Tuesday, March 28, 2023

Short Film: Steamlyannaya Hamonika ("Russia, 1968" [as in: Canada, 2023])

Once again, a wasted life finds itself in meme territory (and, once again, thanks to boingboing).
While we always enjoy The Simpsons when we catch an episode, and definitely laughed multiple years ago during The Simpsons Movie (2007 / trailer), we've never really been dedicated followers of the show, so the narrative inspiration of this "film" here, Steamlyannaya Hamonika, was unknown to us. And that inspiration would be a popular excerpt from the highly popular Episode 21 of Season 7, 22 Short films about Springfield. which featured 22 short interludes that linked together in the manner of a Robert Altman (20 Feb 1925 – 20 Nov 2006) ensemble film. The interlude riffed here involves two characters we only vaguely recall ever having seen, Principal Skinner and Superintendent Chalmers, and ends with the latter burning down his house. (The original is included at the bottom of this page for comparison, should you want to see it.)
Steamed Hams 
as a banned, vintage USSR cartoon:
The original description at the YouTube page of Tyrone Diese for our Short Film of the Month for March 2023 is as follows: "Steamlyannaya Hamonika (1968) depicts the isolation and brutalization of humans in modern bourgeois society. Although being broadly in line with other art-as-propaganda of the era, censors felt it could easily be read as a criticism of the party, leaving this subversive short as the only animated film to be banned in the Soviet Union."
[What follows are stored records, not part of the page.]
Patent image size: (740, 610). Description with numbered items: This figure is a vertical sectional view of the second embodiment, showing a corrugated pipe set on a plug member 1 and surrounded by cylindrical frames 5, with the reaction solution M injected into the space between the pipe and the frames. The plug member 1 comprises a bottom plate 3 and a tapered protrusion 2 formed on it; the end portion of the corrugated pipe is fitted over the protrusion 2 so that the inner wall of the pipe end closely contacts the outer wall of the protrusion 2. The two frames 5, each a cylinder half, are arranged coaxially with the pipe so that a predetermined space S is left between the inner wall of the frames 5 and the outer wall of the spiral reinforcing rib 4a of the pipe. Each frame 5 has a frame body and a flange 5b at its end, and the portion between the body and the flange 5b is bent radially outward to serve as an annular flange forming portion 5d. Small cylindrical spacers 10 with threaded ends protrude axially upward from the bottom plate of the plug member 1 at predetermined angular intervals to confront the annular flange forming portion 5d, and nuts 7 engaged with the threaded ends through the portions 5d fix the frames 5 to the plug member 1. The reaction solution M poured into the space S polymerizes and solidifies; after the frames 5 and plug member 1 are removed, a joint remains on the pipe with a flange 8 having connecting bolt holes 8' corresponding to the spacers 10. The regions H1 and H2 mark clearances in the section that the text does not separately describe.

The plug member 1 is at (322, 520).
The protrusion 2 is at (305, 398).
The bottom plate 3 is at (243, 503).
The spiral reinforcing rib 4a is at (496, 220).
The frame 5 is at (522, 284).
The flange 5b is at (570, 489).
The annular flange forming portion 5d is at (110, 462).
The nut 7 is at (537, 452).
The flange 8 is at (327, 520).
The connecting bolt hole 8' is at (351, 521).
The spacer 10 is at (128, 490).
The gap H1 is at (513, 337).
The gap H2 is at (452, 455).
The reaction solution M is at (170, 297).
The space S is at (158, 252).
The description is easy enough to swallow hook, line and sinker when watching the short film, but at best the description might eventually become an example of how fallacies become fact on the Internet. (Think: "Trump has a plan" or "Republicans care about children" or "America is a Christian nation.")
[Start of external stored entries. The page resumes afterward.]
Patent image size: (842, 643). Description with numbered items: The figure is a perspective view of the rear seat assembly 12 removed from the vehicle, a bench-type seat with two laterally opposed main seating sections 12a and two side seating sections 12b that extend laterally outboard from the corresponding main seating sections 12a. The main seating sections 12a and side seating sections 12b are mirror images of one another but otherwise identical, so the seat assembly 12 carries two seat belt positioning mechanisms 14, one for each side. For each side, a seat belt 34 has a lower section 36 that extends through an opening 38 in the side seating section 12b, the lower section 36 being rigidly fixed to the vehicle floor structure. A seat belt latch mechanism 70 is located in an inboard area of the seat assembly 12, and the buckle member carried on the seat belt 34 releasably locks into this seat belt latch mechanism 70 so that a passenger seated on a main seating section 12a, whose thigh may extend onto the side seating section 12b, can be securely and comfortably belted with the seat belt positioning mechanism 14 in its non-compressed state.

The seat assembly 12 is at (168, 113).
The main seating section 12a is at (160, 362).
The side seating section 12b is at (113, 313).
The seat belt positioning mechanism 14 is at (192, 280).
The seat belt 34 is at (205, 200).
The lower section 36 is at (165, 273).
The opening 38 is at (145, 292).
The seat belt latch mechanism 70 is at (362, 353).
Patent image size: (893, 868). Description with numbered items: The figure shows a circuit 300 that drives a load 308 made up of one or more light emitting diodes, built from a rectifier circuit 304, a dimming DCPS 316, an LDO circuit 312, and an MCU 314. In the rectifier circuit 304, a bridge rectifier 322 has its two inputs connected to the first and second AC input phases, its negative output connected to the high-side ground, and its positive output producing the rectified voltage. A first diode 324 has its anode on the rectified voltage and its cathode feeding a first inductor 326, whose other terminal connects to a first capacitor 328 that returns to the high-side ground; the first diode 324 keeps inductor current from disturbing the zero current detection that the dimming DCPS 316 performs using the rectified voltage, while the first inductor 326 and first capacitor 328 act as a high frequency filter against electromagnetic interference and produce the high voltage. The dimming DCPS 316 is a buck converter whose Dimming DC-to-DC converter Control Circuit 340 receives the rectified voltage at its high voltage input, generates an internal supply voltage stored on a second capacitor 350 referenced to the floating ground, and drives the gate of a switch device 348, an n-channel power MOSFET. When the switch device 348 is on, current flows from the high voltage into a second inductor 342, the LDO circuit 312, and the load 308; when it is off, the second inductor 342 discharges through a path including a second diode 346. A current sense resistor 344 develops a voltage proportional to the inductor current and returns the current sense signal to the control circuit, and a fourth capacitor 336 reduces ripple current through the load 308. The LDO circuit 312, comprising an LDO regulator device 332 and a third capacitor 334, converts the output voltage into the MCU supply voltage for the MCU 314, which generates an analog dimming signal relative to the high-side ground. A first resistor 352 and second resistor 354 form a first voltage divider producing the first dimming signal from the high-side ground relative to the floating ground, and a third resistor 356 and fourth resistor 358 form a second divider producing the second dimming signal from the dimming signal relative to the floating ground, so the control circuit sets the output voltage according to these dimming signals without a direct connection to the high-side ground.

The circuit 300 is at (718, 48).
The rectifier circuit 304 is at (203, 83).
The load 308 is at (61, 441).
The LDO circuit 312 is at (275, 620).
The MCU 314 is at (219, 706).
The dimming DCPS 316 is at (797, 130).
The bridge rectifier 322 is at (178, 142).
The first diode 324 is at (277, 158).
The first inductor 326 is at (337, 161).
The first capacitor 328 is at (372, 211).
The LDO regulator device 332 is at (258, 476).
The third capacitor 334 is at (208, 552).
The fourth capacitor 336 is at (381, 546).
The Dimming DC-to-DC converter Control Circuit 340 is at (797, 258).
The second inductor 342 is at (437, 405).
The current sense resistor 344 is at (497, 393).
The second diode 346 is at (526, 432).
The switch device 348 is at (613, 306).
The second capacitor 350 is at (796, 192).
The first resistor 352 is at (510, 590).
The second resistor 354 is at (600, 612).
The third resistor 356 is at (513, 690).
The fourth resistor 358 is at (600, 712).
No, Steamlyannaya Hamonika is actually the creation of Canadian Tyrone Diese, a graphic designer and film maker and long-time employee of View Source Media. And the description found at YouTube is, actually, 100% applicable to the Russian short film to which Diese's short pays homage, Steklyannaya Garmonika ["Glass Harmonica"], image below, the surreal 1968 short film by Andrei Khrzhanovsky that is "broadly in line with other art-as-propaganda of the era", but, since "censors felt it could easily be read as a criticism of the party", became "the only animated film to be banned in the Soviet Union". (That film, by the way, will be next month's Short Film of the Month here at a wasted life, which is why we don't link it here.)
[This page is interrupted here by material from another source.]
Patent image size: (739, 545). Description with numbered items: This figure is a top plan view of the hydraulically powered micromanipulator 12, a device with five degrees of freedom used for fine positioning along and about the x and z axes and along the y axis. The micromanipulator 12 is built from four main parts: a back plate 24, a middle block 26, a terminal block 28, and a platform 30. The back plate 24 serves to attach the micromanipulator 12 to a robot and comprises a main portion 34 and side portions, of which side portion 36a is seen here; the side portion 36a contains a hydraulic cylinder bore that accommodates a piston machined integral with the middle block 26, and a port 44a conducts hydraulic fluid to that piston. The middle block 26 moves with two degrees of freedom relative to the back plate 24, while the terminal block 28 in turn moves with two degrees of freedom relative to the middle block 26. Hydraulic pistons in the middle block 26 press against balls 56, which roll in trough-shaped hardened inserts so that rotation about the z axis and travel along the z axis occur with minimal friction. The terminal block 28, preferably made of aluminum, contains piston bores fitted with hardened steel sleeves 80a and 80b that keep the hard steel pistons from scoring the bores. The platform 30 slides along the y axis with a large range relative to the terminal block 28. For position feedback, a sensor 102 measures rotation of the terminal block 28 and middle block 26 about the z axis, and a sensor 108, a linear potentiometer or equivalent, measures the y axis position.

Steamlyannaya Hamonika is Tyrone Diese's second revisualization of The Simpsons outtake in two years; last year, in 2022, he did a version of Steamed Ham as a German Expressionist film ala The Cabinet of Dr Caligari (1920 / full film.) Enjoyable in its own right, that short does not ever really transcend its roots as a persiflage — unlike Steamlyannaya Hamonika. The unique, almost naïve illustration style of Steamlyannaya Hamonika, combined with the anachronistic "feel" of the film stock (and/or source material) has a verisimilitude that makes the short feel "real", which causes the short to become more than a simple burlesque. Combined with an unsettling score and odd, surreal details — many taken directly from  Steklyannaya Garmonika ["Glass Harmonica"] Steamlyannaya Hamonika achieves an uneasy, nightmarish otherworldliness that easily matches or transcends anything achieved or aimed for in such intentionally arty shorts like, let's say, a wasted life's Short Film of the Month of February 2010, Suzan Pitts's Asparagus
Whatever Tyrone Diese's intention was when making Steamlyannaya Hamonika we know not, but what is obvious is that he achieved something greater than he intended: a short-film homage to two sources (The Simpsons and Steklyannaya Garmonika) that functions so successfully on an artistic level that it becomes, on its own, a short but truly affective and effective masterpiece of dryly humorous surreal discomfort, a fascinating exercise in unsettlingly funny visual and aural unbehagen. Enjoy.